The rally had already made news after Moore’s wife, Kayla Moore, defended her husband against charges of anti-Semitism in curiously anti-Semitic tones. “Fake news will tell you we don’t care for Jews,” she said. “I just wanna set the record straight while they’re all here: One of our attorneys is a Jew.”

But weirder endorsements were ahead for Moore, a self-identified biblical conservative who has been accused, among other things, of forcing a 14-year-old girl to touch his penis.

The really “moving character testimony,” as the pro-Moore white nationalist site Breitbart described it, came from William Staehle, a New Jersey attorney who served with Moore, a West Point grad, in a military police battalion in Da Nang as the Vietnam War wound down in 1971. “Last time I had seen him he was wearing jungle fatigues,” Staehle told the assembled crowd about Moore. “And I tell you, people of Alabama, he’s the same guy.”

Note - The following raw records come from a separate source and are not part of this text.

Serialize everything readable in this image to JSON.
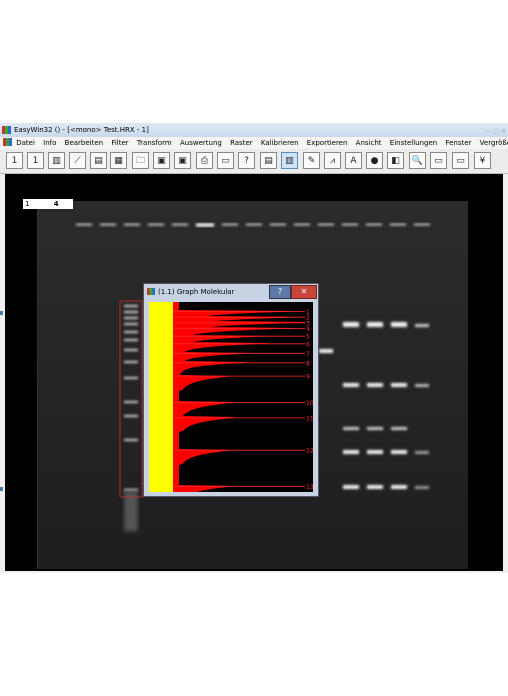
{
  "window": {
    "title": "EasyWin32 () - [<mono>  Test.HRX - 1]",
    "controls": "— ▢ ✕"
  },
  "menu": [
    "Datei",
    "Info",
    "Bearbeiten",
    "Filter",
    "Transform",
    "Auswertung",
    "Raster",
    "Kalibrieren",
    "Exportieren",
    "Ansicht",
    "Einstellungen",
    "Fenster",
    "Vergrößerung"
  ],
  "toolbar": {
    "buttons": [
      {
        "name": "tool-1-icon",
        "glyph": "1"
      },
      {
        "name": "tool-2-icon",
        "glyph": "1"
      },
      {
        "name": "tool-3-icon",
        "glyph": "▥"
      },
      {
        "name": "tool-4-icon",
        "glyph": "⟋"
      },
      {
        "name": "tool-5-icon",
        "glyph": "▤"
      },
      {
        "name": "tool-6-icon",
        "glyph": "▦"
      },
      {
        "name": "open-folder-icon",
        "glyph": "🗀"
      },
      {
        "name": "save-icon",
        "glyph": "▣"
      },
      {
        "name": "save-as-icon",
        "glyph": "▣"
      },
      {
        "name": "print-icon",
        "glyph": "⎙"
      },
      {
        "name": "image-icon",
        "glyph": "▭"
      },
      {
        "name": "help-icon",
        "glyph": "?"
      },
      {
        "name": "edit-icon",
        "glyph": "▤"
      },
      {
        "name": "lanes-icon",
        "glyph": "▥"
      },
      {
        "name": "brush-icon",
        "glyph": "✎"
      },
      {
        "name": "graph-icon",
        "glyph": "⩘"
      },
      {
        "name": "text-icon",
        "glyph": "A"
      },
      {
        "name": "color-icon",
        "glyph": "●"
      },
      {
        "name": "contrast-icon",
        "glyph": "◧"
      },
      {
        "name": "zoom-icon",
        "glyph": "🔍"
      },
      {
        "name": "window-icon",
        "glyph": "▭"
      },
      {
        "name": "window2-icon",
        "glyph": "▭"
      },
      {
        "name": "more-icon",
        "glyph": "¥"
      }
    ]
  },
  "coord_box": {
    "label": "1",
    "value": "4"
  },
  "graph_window": {
    "title": "(1.1)  Graph Molekular",
    "help": "?",
    "close": "✕",
    "peaks": [
      {
        "label": "1",
        "pos": 0.05
      },
      {
        "label": "2",
        "pos": 0.08
      },
      {
        "label": "3",
        "pos": 0.11
      },
      {
        "label": "4",
        "pos": 0.14
      },
      {
        "label": "5",
        "pos": 0.18
      },
      {
        "label": "6",
        "pos": 0.22
      },
      {
        "label": "7",
        "pos": 0.27
      },
      {
        "label": "8",
        "pos": 0.32
      },
      {
        "label": "9",
        "pos": 0.39
      },
      {
        "label": "10",
        "pos": 0.53
      },
      {
        "label": "11",
        "pos": 0.61
      },
      {
        "label": "12",
        "pos": 0.78
      },
      {
        "label": "13",
        "pos": 0.97
      }
    ]
  },
  "colors": {
    "profile_fill": "#ff0000",
    "baseline_band": "#ffff00",
    "marker_lines": "#ff2a2a",
    "band_glow": "#e8e8e8"
  }
}
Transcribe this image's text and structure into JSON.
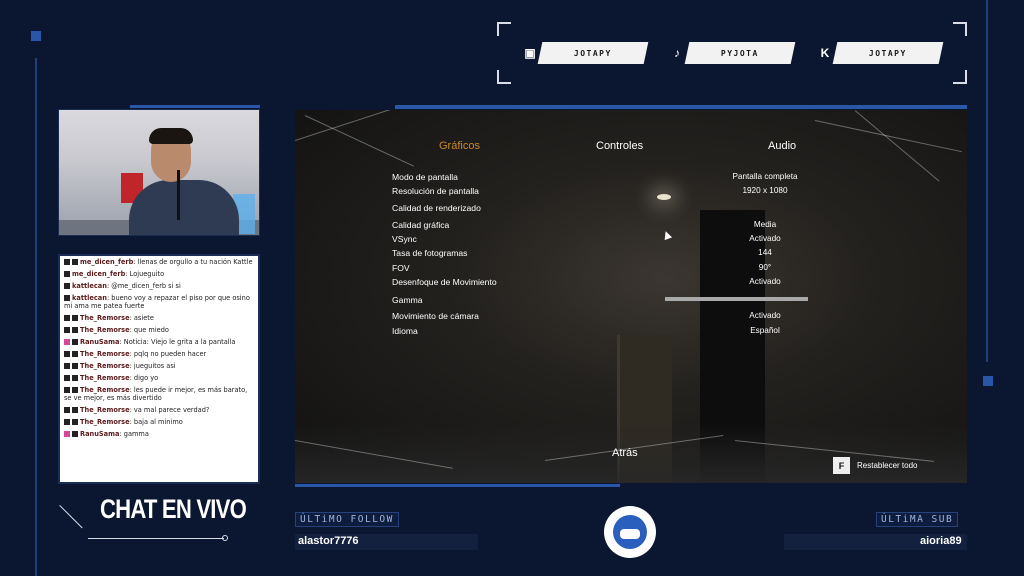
{
  "socials": [
    {
      "icon": "twitch-icon",
      "glyph": "▣",
      "label": "JOTAPY"
    },
    {
      "icon": "tiktok-icon",
      "glyph": "♪",
      "label": "PYJOTA"
    },
    {
      "icon": "kick-icon",
      "glyph": "K",
      "label": "JOTAPY"
    }
  ],
  "chat": {
    "title": "CHAT EN VIVO",
    "messages": [
      {
        "badges": [
          "",
          ""
        ],
        "user": "me_dicen_ferb",
        "text": "llenas de orgullo a tu nación Kattle"
      },
      {
        "badges": [
          ""
        ],
        "user": "me_dicen_ferb",
        "text": "Lojueguito"
      },
      {
        "badges": [
          ""
        ],
        "user": "kattlecan",
        "text": "@me_dicen_ferb si si"
      },
      {
        "badges": [
          ""
        ],
        "user": "kattlecan",
        "text": "bueno voy a repazar el piso por que osino mi ama me patea fuerte"
      },
      {
        "badges": [
          "",
          ""
        ],
        "user": "The_Remorse",
        "text": "asiete"
      },
      {
        "badges": [
          "",
          ""
        ],
        "user": "The_Remorse",
        "text": "que miedo"
      },
      {
        "badges": [
          "pink",
          ""
        ],
        "user": "RanuSama",
        "text": "Noticia: Viejo le grita a la pantalla"
      },
      {
        "badges": [
          "",
          ""
        ],
        "user": "The_Remorse",
        "text": "pqlq no pueden hacer"
      },
      {
        "badges": [
          "",
          ""
        ],
        "user": "The_Remorse",
        "text": "jueguitos asi"
      },
      {
        "badges": [
          "",
          ""
        ],
        "user": "The_Remorse",
        "text": "digo yo"
      },
      {
        "badges": [
          "",
          ""
        ],
        "user": "The_Remorse",
        "text": "les puede ir mejor, es más barato, se ve mejor, es más divertido"
      },
      {
        "badges": [
          "",
          ""
        ],
        "user": "The_Remorse",
        "text": "va mal parece verdad?"
      },
      {
        "badges": [
          "",
          ""
        ],
        "user": "The_Remorse",
        "text": "baja al minimo"
      },
      {
        "badges": [
          "pink",
          ""
        ],
        "user": "RanuSama",
        "text": "gamma"
      }
    ]
  },
  "game": {
    "tabs": [
      "Gráficos",
      "Controles",
      "Audio"
    ],
    "active_tab": "Gráficos",
    "settings": [
      {
        "label": "Modo de pantalla",
        "value": "Pantalla completa"
      },
      {
        "label": "Resolución de pantalla",
        "value": "1920 x 1080"
      },
      {
        "label": "Calidad de renderizado",
        "value": ""
      },
      {
        "label": "Calidad gráfica",
        "value": "Media"
      },
      {
        "label": "VSync",
        "value": "Activado"
      },
      {
        "label": "Tasa de fotogramas",
        "value": "144"
      },
      {
        "label": "FOV",
        "value": "90°"
      },
      {
        "label": "Desenfoque de Movimiento",
        "value": "Activado"
      },
      {
        "label": "Gamma",
        "value": ""
      },
      {
        "label": "Movimiento de cámara",
        "value": "Activado"
      },
      {
        "label": "Idioma",
        "value": "Español"
      }
    ],
    "back_label": "Atrás",
    "reset_key": "F",
    "reset_label": "Restablecer todo"
  },
  "bottom": {
    "last_follow_label": "ÚLTiMO FOLLOW",
    "last_follow_value": "alastor7776",
    "last_sub_label": "ÚLTiMA SUB",
    "last_sub_value": "aioria89"
  }
}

Then Staehle told the people of Alabama about the time he and Moore walked into a whorehouse full of underage girls.

This isn’t the first time Staehle has told the story in defense of Moore; he related it to an interviewer at the New Jersey Star-Ledger last month, after writing it up in an op-ed for Yellowhammer News, a blog for Crimson Tide-loving conservatives. I’m going to let Staehle tell the story in his own words, from that Yellowhammer column:

While in Vietnam, there came a time when another officer invited Roy and me to go with him into town after duty hours for a couple of beers… On other occasions with other officers, we would go to the officers’ club at the air force base, but on this occasion, he told us he knew of another place in town.

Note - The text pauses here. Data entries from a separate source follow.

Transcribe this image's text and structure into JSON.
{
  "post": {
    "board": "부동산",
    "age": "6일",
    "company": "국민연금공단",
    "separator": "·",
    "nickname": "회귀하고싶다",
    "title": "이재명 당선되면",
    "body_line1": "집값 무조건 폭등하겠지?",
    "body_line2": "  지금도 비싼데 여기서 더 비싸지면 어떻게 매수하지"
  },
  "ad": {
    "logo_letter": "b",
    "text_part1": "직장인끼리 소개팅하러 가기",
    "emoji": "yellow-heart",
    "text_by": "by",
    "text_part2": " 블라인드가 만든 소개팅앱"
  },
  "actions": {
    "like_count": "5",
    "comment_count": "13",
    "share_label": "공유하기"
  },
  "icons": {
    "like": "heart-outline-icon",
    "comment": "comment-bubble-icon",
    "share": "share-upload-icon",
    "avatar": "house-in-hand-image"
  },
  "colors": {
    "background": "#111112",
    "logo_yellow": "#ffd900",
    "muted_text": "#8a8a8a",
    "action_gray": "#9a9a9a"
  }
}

When we arrived at the place and went inside, it was clear to Roy and me that he had taken us to a brothel. That officer appeared to know people there, as he was greeted by one or two young women in provocative attire.

The place was plush. There were other American servicemen there. Alcohol was being served. There were plenty of very attractive young women clearly eager for an intimate time.

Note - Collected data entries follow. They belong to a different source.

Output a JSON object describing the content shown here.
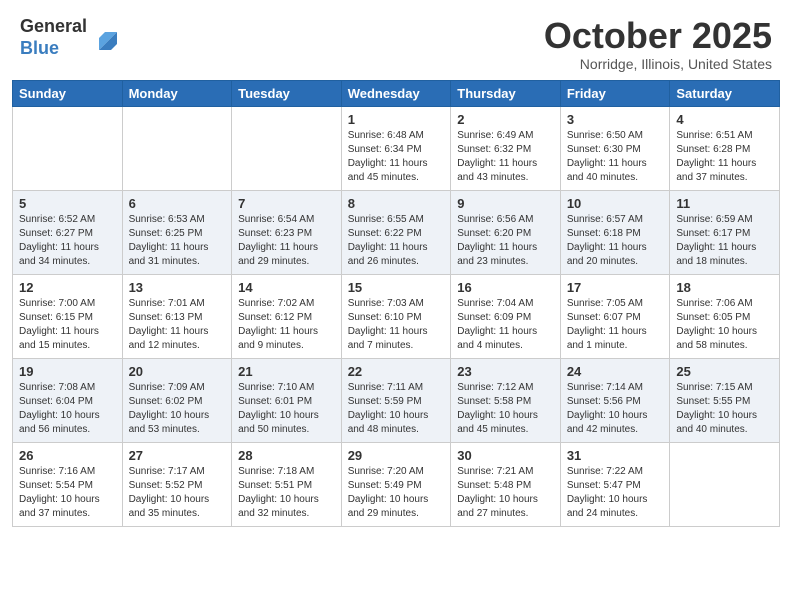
{
  "header": {
    "logo_line1": "General",
    "logo_line2": "Blue",
    "month": "October 2025",
    "location": "Norridge, Illinois, United States"
  },
  "days_of_week": [
    "Sunday",
    "Monday",
    "Tuesday",
    "Wednesday",
    "Thursday",
    "Friday",
    "Saturday"
  ],
  "weeks": [
    {
      "shaded": false,
      "days": [
        {
          "num": "",
          "info": ""
        },
        {
          "num": "",
          "info": ""
        },
        {
          "num": "",
          "info": ""
        },
        {
          "num": "1",
          "info": "Sunrise: 6:48 AM\nSunset: 6:34 PM\nDaylight: 11 hours and 45 minutes."
        },
        {
          "num": "2",
          "info": "Sunrise: 6:49 AM\nSunset: 6:32 PM\nDaylight: 11 hours and 43 minutes."
        },
        {
          "num": "3",
          "info": "Sunrise: 6:50 AM\nSunset: 6:30 PM\nDaylight: 11 hours and 40 minutes."
        },
        {
          "num": "4",
          "info": "Sunrise: 6:51 AM\nSunset: 6:28 PM\nDaylight: 11 hours and 37 minutes."
        }
      ]
    },
    {
      "shaded": true,
      "days": [
        {
          "num": "5",
          "info": "Sunrise: 6:52 AM\nSunset: 6:27 PM\nDaylight: 11 hours and 34 minutes."
        },
        {
          "num": "6",
          "info": "Sunrise: 6:53 AM\nSunset: 6:25 PM\nDaylight: 11 hours and 31 minutes."
        },
        {
          "num": "7",
          "info": "Sunrise: 6:54 AM\nSunset: 6:23 PM\nDaylight: 11 hours and 29 minutes."
        },
        {
          "num": "8",
          "info": "Sunrise: 6:55 AM\nSunset: 6:22 PM\nDaylight: 11 hours and 26 minutes."
        },
        {
          "num": "9",
          "info": "Sunrise: 6:56 AM\nSunset: 6:20 PM\nDaylight: 11 hours and 23 minutes."
        },
        {
          "num": "10",
          "info": "Sunrise: 6:57 AM\nSunset: 6:18 PM\nDaylight: 11 hours and 20 minutes."
        },
        {
          "num": "11",
          "info": "Sunrise: 6:59 AM\nSunset: 6:17 PM\nDaylight: 11 hours and 18 minutes."
        }
      ]
    },
    {
      "shaded": false,
      "days": [
        {
          "num": "12",
          "info": "Sunrise: 7:00 AM\nSunset: 6:15 PM\nDaylight: 11 hours and 15 minutes."
        },
        {
          "num": "13",
          "info": "Sunrise: 7:01 AM\nSunset: 6:13 PM\nDaylight: 11 hours and 12 minutes."
        },
        {
          "num": "14",
          "info": "Sunrise: 7:02 AM\nSunset: 6:12 PM\nDaylight: 11 hours and 9 minutes."
        },
        {
          "num": "15",
          "info": "Sunrise: 7:03 AM\nSunset: 6:10 PM\nDaylight: 11 hours and 7 minutes."
        },
        {
          "num": "16",
          "info": "Sunrise: 7:04 AM\nSunset: 6:09 PM\nDaylight: 11 hours and 4 minutes."
        },
        {
          "num": "17",
          "info": "Sunrise: 7:05 AM\nSunset: 6:07 PM\nDaylight: 11 hours and 1 minute."
        },
        {
          "num": "18",
          "info": "Sunrise: 7:06 AM\nSunset: 6:05 PM\nDaylight: 10 hours and 58 minutes."
        }
      ]
    },
    {
      "shaded": true,
      "days": [
        {
          "num": "19",
          "info": "Sunrise: 7:08 AM\nSunset: 6:04 PM\nDaylight: 10 hours and 56 minutes."
        },
        {
          "num": "20",
          "info": "Sunrise: 7:09 AM\nSunset: 6:02 PM\nDaylight: 10 hours and 53 minutes."
        },
        {
          "num": "21",
          "info": "Sunrise: 7:10 AM\nSunset: 6:01 PM\nDaylight: 10 hours and 50 minutes."
        },
        {
          "num": "22",
          "info": "Sunrise: 7:11 AM\nSunset: 5:59 PM\nDaylight: 10 hours and 48 minutes."
        },
        {
          "num": "23",
          "info": "Sunrise: 7:12 AM\nSunset: 5:58 PM\nDaylight: 10 hours and 45 minutes."
        },
        {
          "num": "24",
          "info": "Sunrise: 7:14 AM\nSunset: 5:56 PM\nDaylight: 10 hours and 42 minutes."
        },
        {
          "num": "25",
          "info": "Sunrise: 7:15 AM\nSunset: 5:55 PM\nDaylight: 10 hours and 40 minutes."
        }
      ]
    },
    {
      "shaded": false,
      "days": [
        {
          "num": "26",
          "info": "Sunrise: 7:16 AM\nSunset: 5:54 PM\nDaylight: 10 hours and 37 minutes."
        },
        {
          "num": "27",
          "info": "Sunrise: 7:17 AM\nSunset: 5:52 PM\nDaylight: 10 hours and 35 minutes."
        },
        {
          "num": "28",
          "info": "Sunrise: 7:18 AM\nSunset: 5:51 PM\nDaylight: 10 hours and 32 minutes."
        },
        {
          "num": "29",
          "info": "Sunrise: 7:20 AM\nSunset: 5:49 PM\nDaylight: 10 hours and 29 minutes."
        },
        {
          "num": "30",
          "info": "Sunrise: 7:21 AM\nSunset: 5:48 PM\nDaylight: 10 hours and 27 minutes."
        },
        {
          "num": "31",
          "info": "Sunrise: 7:22 AM\nSunset: 5:47 PM\nDaylight: 10 hours and 24 minutes."
        },
        {
          "num": "",
          "info": ""
        }
      ]
    }
  ]
}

In less time than it took any of the women to approach us, Roy turned to me and said words to this effect, “We shouldn’t be here. I am leaving.”

While Staehle’s retelling last night was pretty much the same — the pair rode home chastely, leaving their unnamed officer friend up to his eyeballs in sex workers — one detail seems to have changed: The working girls got a lot younger.

“There were certainly pretty girls. And they were girls. They were young. Some were very young,” he said last night, by way of exonerating his Ten Commandments-loving politician friend.

Staehle, 70, a longtime insurance attorney, has also cast doubt on the stories of the nine women who’ve publicly identified Moore as a sexual predator, telling one reporter: “With the passage of time, the story changes… People exaggerate things. They add to the story.”

Staehle insists, however, that his war story — and Moore’s denials of wrongdoing — are unimpeachable: “You don't lie to a guy you went to war with.”

Voters in Alabama will decide today whether Moore — who also once bragged that his soldiers in Vietnam had wanted to frag him — deserves a six-year United States Senate term to represent the political, social, and cultural interests of 4.8 million state residents, and 330 million Americans.

2 P.M. EST, Tuesday, Dec. 12: This analysis has been updated with links to sourcing for allegations that Moore was banned from the mall and was monitored by local police over his rumored predilections for young women.